Thursday, January 24, 2008

I wish there was no tooth fairy, I wish there was no tooth fairy....

My 5 year old son lost another tooth today. He carefully preserved it and brought it home, and popped it under his pillow to wait for the tooth fairy. When it came bed time, he lifted up the pillow to show me, only to discover it wasn't there. He whipped the pillows off the bed, threw the blankets everywhere and lifted up the mattress to find this tooth. Naturally he started crying. "I'm very upset.I won't get any money now" he sobbed.

After 10 minutes of hysterics while Son and Dad searched the room, he finally calmed down. So I went in to read him his bed time stories. I glanced around and spotted a small white object stuck in the carpet. Upon picking it up, I discovered I had found the missing tooth. Suddenly he was smiling again.

So I decided to find out where the tooth fairy came from, how long had she been around. Guess what - she is barely 100 years old.

The tooth fairy as we now know her didn't make an appearance until the early 1900s, as a generalized "good fairy" with a professional specialization. The child loses a baby tooth, which is put under the pillow at night, and the tooth fairy exchanges it for a present, usually money but sometimes candy.

Belief in the Tooth Fairy is generally short-lived.

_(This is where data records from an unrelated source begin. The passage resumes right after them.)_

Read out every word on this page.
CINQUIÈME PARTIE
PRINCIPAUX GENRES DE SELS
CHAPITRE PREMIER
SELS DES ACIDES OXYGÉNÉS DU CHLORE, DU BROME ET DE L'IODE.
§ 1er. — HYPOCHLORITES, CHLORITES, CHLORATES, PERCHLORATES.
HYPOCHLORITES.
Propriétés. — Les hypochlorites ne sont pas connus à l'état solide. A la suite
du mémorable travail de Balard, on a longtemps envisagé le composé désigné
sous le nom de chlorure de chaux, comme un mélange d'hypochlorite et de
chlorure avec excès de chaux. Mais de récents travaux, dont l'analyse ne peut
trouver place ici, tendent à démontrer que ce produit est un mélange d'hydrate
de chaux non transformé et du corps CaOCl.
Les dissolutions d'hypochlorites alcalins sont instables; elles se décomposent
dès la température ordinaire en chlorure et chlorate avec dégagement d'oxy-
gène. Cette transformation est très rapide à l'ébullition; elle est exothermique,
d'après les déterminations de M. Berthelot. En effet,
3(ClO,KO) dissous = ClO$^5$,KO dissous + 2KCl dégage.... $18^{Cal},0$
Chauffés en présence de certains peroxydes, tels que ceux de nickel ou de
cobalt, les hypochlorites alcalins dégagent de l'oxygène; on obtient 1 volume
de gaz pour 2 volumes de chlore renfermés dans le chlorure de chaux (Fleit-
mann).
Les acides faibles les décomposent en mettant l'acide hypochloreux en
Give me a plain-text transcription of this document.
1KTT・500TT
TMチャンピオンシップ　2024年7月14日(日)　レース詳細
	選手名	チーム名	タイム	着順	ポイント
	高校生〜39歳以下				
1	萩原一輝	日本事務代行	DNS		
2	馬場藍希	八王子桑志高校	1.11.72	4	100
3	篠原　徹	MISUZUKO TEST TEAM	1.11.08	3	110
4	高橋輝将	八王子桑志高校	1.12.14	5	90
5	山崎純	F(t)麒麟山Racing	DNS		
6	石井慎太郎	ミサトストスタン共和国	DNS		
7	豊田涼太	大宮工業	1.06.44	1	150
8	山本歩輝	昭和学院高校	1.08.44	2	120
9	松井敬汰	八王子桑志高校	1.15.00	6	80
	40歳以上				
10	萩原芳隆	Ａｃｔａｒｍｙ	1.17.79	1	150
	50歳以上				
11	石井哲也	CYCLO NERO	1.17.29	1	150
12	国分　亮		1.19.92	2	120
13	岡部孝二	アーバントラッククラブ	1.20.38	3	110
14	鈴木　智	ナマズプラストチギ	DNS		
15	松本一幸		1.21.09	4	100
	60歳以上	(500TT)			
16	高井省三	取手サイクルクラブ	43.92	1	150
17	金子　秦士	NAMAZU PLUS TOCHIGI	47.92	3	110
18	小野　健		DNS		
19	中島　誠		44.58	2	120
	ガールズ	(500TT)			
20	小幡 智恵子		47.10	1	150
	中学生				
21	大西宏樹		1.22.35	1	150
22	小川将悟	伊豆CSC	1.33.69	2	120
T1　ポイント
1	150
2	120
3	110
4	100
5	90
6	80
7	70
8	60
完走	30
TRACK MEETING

Though the last baby teeth usually aren't lost till age 10 or 11, most children no longer believe by 7 or 8. Parents frequently play out the game anyway and their kids fully expect them to – there's money at stake.

And that's the tooth, the whole tooth, and nothing but the tooth.
When he finally discovers that there is no tooth fairy, I'm stopping the payouts.
Apologies for this post not being book related, but I had to vent.

1 comment:

Marg said...

The toothfairy is due at my house too at the moment.